To verify the variants of the exons in the LDLR gene, PCR amplification of cDNA was performed. PCR primers were designed based on the exon from which the mutation was identified. Each family member was systematically screened for variants using Sanger sequencing. Chromas software was used to analyze the sequencing data.

Cell culture and plasmid transfection

HEK293 cells were cultured in DMEM medium supplemented with 10% fetal bovine serum, 100 units/mL penicillin, and 100 µg/mL streptomycin in a 37 °C incubator containing 5% CO₂. HEK293 cells were grown in six-well culture plates for plasmid transfection, and the cell density was adjusted to 60–70%. Three groups were used: negative control (NC) group, in which empty plasmids were transfected into HEK293 cells; WT group, in which HEK293 cells were transfected with WT plasmids; and mutant group, in which mutant plasmids were transfected into HEK293 cells.

Plasmid DNA was mixed with Lipofectamine 3000 (L3000075, Thermo Fisher Scientific) according to the manufacturer’s instructions and incubated for 10–15 min at room temperature. To maximize LDLR expression, the mixture was incubated for 48–72 h.

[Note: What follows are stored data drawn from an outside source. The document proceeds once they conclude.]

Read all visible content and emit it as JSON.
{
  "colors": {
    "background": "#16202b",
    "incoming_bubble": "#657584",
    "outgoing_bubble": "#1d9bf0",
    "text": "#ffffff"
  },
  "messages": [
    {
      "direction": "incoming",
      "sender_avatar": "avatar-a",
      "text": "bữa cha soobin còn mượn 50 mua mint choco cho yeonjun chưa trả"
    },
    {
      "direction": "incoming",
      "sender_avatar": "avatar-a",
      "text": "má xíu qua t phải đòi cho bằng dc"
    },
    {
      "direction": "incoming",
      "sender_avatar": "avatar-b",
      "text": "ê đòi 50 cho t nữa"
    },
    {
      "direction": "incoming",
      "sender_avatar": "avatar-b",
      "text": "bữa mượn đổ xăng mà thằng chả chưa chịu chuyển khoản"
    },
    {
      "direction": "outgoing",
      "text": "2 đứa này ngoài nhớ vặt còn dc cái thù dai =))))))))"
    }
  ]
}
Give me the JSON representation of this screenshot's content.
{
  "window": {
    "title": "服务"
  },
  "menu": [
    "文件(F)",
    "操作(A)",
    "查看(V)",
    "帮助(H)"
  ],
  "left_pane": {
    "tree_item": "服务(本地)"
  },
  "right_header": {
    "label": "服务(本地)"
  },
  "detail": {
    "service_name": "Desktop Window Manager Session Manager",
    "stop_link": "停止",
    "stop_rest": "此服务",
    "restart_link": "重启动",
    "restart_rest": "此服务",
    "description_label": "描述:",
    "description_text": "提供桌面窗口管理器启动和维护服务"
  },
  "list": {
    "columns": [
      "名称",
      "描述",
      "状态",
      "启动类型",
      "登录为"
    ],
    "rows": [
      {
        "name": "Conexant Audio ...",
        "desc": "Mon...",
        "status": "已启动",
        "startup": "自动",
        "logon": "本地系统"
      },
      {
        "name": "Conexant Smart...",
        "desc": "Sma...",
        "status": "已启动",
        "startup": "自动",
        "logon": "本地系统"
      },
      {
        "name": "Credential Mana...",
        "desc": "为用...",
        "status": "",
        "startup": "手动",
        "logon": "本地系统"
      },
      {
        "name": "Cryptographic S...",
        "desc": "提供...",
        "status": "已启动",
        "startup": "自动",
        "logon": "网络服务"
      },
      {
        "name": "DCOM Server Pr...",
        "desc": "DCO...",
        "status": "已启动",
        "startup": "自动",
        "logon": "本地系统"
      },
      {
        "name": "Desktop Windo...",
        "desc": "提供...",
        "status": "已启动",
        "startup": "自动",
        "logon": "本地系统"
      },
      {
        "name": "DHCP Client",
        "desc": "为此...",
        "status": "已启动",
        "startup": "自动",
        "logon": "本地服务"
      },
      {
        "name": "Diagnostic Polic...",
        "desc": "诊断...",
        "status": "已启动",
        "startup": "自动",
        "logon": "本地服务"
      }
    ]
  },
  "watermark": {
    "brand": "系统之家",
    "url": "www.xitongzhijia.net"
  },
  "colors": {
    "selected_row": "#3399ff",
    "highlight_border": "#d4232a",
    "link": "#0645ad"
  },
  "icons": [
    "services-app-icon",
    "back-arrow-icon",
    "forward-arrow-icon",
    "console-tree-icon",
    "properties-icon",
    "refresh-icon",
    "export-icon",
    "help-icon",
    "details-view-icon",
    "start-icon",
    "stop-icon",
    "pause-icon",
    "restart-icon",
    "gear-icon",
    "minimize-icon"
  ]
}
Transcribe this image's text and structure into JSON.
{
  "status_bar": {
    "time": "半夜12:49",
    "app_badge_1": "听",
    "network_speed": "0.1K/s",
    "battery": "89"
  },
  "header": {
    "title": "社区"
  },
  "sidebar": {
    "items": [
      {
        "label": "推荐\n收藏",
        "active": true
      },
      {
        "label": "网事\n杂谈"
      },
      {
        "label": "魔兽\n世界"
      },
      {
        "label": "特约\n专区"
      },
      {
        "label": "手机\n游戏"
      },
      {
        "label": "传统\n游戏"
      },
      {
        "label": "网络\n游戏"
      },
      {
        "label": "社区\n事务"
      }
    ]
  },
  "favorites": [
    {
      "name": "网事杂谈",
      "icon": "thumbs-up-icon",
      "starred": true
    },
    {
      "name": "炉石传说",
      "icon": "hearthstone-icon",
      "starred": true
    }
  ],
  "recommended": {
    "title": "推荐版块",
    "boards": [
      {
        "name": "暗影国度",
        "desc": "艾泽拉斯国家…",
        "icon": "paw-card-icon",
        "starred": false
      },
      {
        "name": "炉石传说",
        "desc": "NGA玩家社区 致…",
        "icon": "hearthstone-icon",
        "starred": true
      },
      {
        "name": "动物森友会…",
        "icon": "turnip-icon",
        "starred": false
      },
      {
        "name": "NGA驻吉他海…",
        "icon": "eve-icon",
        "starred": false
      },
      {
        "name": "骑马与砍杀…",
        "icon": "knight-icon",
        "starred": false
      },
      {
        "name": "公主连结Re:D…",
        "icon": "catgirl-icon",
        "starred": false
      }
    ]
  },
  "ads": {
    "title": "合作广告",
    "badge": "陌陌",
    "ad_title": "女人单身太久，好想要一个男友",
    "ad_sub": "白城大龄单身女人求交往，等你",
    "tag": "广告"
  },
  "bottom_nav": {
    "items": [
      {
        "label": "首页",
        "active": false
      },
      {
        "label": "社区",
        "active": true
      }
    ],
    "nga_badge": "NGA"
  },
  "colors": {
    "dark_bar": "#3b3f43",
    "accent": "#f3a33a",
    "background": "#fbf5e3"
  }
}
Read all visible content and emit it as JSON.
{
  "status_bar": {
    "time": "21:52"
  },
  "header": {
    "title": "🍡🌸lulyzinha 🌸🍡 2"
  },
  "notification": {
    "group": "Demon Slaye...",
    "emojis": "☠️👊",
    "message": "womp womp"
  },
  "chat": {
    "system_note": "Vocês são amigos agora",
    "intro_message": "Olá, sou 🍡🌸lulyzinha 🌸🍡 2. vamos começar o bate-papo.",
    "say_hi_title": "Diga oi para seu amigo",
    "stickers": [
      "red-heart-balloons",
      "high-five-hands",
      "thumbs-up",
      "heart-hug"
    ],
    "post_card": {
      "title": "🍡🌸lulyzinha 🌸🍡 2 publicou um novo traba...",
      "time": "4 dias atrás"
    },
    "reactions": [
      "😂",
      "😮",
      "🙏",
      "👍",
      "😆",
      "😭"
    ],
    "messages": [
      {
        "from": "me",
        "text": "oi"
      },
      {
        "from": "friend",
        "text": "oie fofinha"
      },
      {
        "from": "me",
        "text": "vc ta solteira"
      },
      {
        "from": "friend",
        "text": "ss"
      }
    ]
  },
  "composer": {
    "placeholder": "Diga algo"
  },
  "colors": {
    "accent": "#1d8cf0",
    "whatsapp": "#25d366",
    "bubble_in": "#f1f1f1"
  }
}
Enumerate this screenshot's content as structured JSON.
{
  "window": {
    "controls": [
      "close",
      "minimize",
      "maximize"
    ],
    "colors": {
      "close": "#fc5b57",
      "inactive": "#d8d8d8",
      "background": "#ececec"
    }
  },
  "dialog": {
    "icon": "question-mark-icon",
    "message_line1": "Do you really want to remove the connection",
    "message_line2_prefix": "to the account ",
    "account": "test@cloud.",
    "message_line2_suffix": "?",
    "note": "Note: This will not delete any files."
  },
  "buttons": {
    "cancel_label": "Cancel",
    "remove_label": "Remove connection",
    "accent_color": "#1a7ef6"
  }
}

Validate the expression of LDLR

HEK293 cells were lysed in RIPA buffer containing protease inhibitors after plasmid transfection. The protein concentration in each sample was measured using the BCA protein assay kit. The samples were boiled in SDS-PAGE loading buffer at 100 °C for 5–10 min and separated using SDS-PAGE. The separated proteins were transferred to PVDF membranes and blocked in a solution of 5% milk in PBST for 1 h at room temperature. The membrane was incubated with the primary antibodies overnight at 4℃. The primary antibodies used are as follows: GAPDH (1:6000, 60004-1-Ig, Proteintech), LDLR (1:1000, ab286156, Abcam), HA (1:3000, 51064-2-AP, Proteintech). The membranes were incubated with the corresponding rabbit or mouse secondary antibodies at room temperature for one hour. Finally, Amersham Imager 600 software was used to measure the sample signals.

Bioinformatics methods for protein structure prediction

SignalP predicts whether a protein sequence contains a signal peptide based on amino acid composition, hydrophobicity, and position [13]. This information helps determine whether the protein can proceed to the translation stage. TMHMM is a tool based on Hidden Markov Models for predicting the transmembrane regions of proteins. For unknown protein sequences, TMHMM uses information such as amino acid composition, hydrophobicity, and isoelectric point to determine whether the protein sequence contains transmembrane regions [14]. SWISS-MODEL is a tool based on comparative modeling principles to predict three-dimensional protein structures. It generates predicted protein structures by comparing the target protein sequence to known structures and template proteins [15].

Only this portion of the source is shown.